Foto: Reuters/J. Marcelino
Discurso de despedida
"É o segundo golpe de estado que enfrento na vida. O primeiro, o golpe militar, apoiado na truculência das armas, da repressão e da tortura, me atingiu quando era uma jovem militante. O segundo, o golpe parlamentar desfechado hoje por meio de uma farsa jurídica, me derruba do cargo para o qual fui eleita pelo povo", disse Dilma, ao se despedir do cargo, em 31 de agosto de 2016.

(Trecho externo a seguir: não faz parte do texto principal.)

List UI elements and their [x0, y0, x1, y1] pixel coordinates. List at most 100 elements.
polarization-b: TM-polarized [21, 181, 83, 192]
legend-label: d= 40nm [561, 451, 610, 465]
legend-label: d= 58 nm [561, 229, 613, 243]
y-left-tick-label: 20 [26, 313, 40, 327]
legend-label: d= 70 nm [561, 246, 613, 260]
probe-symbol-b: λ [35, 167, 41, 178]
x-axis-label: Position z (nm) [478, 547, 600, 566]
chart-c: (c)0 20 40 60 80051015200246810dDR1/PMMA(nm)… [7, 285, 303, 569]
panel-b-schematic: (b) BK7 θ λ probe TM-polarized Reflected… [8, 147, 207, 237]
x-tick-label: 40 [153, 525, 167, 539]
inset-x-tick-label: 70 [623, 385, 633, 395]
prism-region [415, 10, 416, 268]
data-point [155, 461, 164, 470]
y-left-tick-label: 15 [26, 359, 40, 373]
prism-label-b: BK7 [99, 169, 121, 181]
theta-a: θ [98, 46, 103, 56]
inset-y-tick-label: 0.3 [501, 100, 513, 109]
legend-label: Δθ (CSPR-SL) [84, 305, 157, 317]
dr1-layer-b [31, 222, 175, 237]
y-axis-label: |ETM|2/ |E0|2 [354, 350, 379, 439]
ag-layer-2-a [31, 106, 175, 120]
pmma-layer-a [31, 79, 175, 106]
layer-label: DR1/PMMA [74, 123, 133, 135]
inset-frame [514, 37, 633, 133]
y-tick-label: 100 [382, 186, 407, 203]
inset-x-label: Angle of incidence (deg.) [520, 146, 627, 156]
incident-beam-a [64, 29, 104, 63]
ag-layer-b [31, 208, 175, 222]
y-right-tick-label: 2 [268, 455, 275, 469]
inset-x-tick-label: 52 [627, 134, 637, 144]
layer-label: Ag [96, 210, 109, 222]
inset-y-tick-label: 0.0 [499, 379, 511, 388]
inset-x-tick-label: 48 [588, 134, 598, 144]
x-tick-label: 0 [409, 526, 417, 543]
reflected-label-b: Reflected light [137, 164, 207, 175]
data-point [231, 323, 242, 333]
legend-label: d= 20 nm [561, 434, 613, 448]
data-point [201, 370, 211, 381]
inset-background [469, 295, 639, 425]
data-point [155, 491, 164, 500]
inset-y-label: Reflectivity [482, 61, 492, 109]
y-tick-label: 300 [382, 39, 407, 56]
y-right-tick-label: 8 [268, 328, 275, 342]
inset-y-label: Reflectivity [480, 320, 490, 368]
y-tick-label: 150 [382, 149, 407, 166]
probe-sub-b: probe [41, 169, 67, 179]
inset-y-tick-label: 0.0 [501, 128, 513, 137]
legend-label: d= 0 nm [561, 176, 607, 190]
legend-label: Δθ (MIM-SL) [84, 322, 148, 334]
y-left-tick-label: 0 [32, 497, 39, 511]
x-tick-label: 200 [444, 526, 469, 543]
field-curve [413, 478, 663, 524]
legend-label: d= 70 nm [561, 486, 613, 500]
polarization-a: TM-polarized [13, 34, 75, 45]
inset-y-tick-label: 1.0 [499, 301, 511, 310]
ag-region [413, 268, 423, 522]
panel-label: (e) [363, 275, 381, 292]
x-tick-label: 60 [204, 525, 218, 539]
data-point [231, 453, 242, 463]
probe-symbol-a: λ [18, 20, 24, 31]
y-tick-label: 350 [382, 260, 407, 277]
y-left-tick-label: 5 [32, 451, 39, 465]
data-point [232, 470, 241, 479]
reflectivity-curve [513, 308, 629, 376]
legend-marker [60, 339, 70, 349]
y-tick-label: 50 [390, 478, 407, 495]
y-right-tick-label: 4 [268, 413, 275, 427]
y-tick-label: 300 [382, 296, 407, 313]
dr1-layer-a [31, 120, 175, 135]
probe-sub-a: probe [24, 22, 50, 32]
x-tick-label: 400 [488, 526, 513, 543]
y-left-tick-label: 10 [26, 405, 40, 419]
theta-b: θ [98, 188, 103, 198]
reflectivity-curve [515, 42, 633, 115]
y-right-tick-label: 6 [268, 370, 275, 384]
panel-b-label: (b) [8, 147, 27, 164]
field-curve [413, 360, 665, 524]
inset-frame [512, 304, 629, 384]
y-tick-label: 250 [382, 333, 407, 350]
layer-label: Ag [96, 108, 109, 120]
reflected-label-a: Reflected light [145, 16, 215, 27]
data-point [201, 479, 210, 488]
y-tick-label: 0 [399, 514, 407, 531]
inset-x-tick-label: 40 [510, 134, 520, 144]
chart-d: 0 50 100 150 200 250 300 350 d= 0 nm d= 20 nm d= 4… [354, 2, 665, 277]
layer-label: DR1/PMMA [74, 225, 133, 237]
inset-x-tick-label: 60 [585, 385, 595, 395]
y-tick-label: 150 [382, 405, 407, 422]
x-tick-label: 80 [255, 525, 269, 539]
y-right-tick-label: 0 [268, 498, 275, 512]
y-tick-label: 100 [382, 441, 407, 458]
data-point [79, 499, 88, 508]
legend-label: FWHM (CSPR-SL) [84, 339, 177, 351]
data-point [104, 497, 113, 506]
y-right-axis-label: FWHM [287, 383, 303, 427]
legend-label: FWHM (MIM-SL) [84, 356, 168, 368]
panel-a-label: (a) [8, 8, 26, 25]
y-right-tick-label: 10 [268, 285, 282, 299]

Foto: Getty Images/AFP/E. Sa
Tentativa de se eleger ao Senado
Com os direitos políticos mantidos após o impeachment, Dilma concorreu ao Senado por Minas Gerais nas eleições de 2018. Ela recebeu 15,29% dos votos válidos, número insuficiente para se eleger, ficando em quarto lugar.
Foto: Reuters/W. Alves
Volta ao Congresso após o impeachment
Três anos após seu afastamento do cargo, voltou pela primeira vez ao Congresso em 4 de setembro de 2019, para o lançamento da Frente Parlamentar Mista em Defesa da Soberania Nacional, que tem entre as principais bandeiras a luta contra as privatizações de estatais.